(GPS Sandy Cove 44°27’56″N 63°42’38″W: Terence Bay 44°27’48″N 63°43’20″W)
Canada’s Irish history is renowned for its long, sad list of lost ships both at sea and along its Maritime shorelines. Ships such as the Pallas, Mistrel, Anglo Saxon, Sybelle, Hannah, Carricks and Dispatch were victims of Mother Nature’s wrath or bad luck from storms, ice and fog, poor navigation or a series of unfortunate mistakes that together brought death to their Irish passengers throughout the 19th century. (Note: The Titanic is the worst event causing loss of Irish lives at sea).

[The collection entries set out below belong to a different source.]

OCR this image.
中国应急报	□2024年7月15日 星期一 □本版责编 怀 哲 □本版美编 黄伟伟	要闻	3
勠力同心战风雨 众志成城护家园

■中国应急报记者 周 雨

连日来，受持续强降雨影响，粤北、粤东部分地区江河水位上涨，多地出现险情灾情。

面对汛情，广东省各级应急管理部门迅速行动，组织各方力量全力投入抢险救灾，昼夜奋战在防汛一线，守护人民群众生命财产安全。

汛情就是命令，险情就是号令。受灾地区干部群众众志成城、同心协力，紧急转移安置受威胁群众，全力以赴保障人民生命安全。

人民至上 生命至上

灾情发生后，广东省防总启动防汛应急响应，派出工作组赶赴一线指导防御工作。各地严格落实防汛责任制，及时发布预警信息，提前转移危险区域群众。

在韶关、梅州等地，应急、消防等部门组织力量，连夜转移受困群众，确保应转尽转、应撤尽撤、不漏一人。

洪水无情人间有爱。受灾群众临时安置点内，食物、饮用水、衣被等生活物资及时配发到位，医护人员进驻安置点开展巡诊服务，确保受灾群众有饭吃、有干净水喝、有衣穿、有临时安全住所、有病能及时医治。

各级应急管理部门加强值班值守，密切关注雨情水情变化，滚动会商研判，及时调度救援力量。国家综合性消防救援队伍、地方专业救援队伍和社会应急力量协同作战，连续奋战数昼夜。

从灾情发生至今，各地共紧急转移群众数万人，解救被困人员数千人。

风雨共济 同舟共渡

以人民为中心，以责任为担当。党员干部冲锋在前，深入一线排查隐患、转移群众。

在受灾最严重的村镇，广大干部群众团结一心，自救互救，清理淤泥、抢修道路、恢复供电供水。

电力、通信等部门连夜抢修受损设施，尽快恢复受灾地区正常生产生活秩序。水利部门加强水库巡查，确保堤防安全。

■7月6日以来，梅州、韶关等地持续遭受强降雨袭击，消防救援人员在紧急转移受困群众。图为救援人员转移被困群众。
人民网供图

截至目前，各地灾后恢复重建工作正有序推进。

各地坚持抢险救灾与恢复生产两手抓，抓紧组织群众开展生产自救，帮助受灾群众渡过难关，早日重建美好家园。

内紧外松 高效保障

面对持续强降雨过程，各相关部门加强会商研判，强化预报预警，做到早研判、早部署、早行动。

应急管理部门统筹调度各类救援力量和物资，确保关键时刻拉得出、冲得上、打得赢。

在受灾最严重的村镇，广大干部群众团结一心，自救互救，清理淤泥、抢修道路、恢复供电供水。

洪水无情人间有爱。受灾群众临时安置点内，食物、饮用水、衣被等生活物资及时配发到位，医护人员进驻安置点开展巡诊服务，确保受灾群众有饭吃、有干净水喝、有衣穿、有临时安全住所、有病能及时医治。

Until my husband and I visited Sandy Cove with its sea wall, mass grave and plaques commemorating the 562 lives lost from the S.S. Atlantic wreck, we didn’t fully understand the role that Lower Prospect’s geography played concerning the events of that fateful night of April 1, 1873 nor the proximity between Sandy’s Cove and Terence Bay.
The S.S. Atlantic, the most popular passenger ship in Ismay’s prestigious White Star Line, left Queenstown, Ireland on March 20, 1873, heading for New York. Battling fierce early spring storms for several days off the coast of Nova Scotia, Captain James A. Williams changed course for Halifax to wait out the rough seas, for safety’s sake, and to replenish supplies, especially coal. Unfortunately, while the captain slept, in the early morning hours of April Fool’s Day, the S.S. Atlantic steered a wrong course in heavy weather, failed to make depth soundings, ultimately sending the ship at full speed onto Nova Scotia’s rocky shore at Lower Prospect Bay.
Within minutes of impact on Golden Rule Rock, there was little left of the ship still above water, with all her lifeboats gone. Passengers, in the middle of the stormy night, fought to save their lives by swimming to shore or by crossing over the waves on ropes thrown to the wreck by local fisherman. Of 950 passengers and crew, 562 men, women and all children, save one small boy — John Hindley — died that early morning – more than any other wreck in Canadian history up to that moment in time. The survivors were taken ashore at Sandy’s Cove.
Today, the wreck of the S.S. Atlantic is commemorated with a memorial plaque that describes the ordeal. Park benches, a gazebo and a shoreline boardwalk provide for a peaceful park setting to help create a somber, reflective mood. The S.S. Atlantic Heritage Park and Interpretation Center manages a small on-site store providing historical pictures and documents for visitors and, of course, maintains the park itself. Of those bodies not claimed by family, the kind people of Terence Bay buried 277 Protestant English and Irish victims in a mass grave; their coffins paid for by the Canadian government and the White Star Line. Less than a mile away, 170 Catholic bodies were laid to rest at the Star of the Sea cemetery. Incredibly, some survivors, exhausted by their ordeal but not wanting to burden the kind residents of Terence Bay, walked to Halifax. They WALKED to Halifax.
The Ismay Family erected a plinth at the shipwreck site in 1915. Its plaque reads:
“The SS Atlantic was a ship of Thomas Henry Ismay’s White Star Line. The Ismay family erect this monument in 1915 in memory of those who perished.”
A plaque beneath the Ismay tribute reads:
“Near this spot was wrecked the S.S. ‘Atlantic’ April 1st, 1873 when 562 persons perished of whom 277 were interred in this churchyard. This monument is erected as a sacred memorial by a few sympathetic friends. Jesus said, ‘I AM the Resurrection and the Life.”
While the memory of those who died as a result of the S.S. Atlantic tragedy has been honoured in the S.S. Atlantic Heritage Park, the 170 victims buried in Our Lady Star of the Sea Catholic cemetery have a much more modest remembrance. There is a plinth at the back of the cemetery with a simple plaque that reads: “In memory of S.S. Atlantic victims April 1, 1873.” In front of the plinth is a large unmarked undulating field where rows of bodies were interred.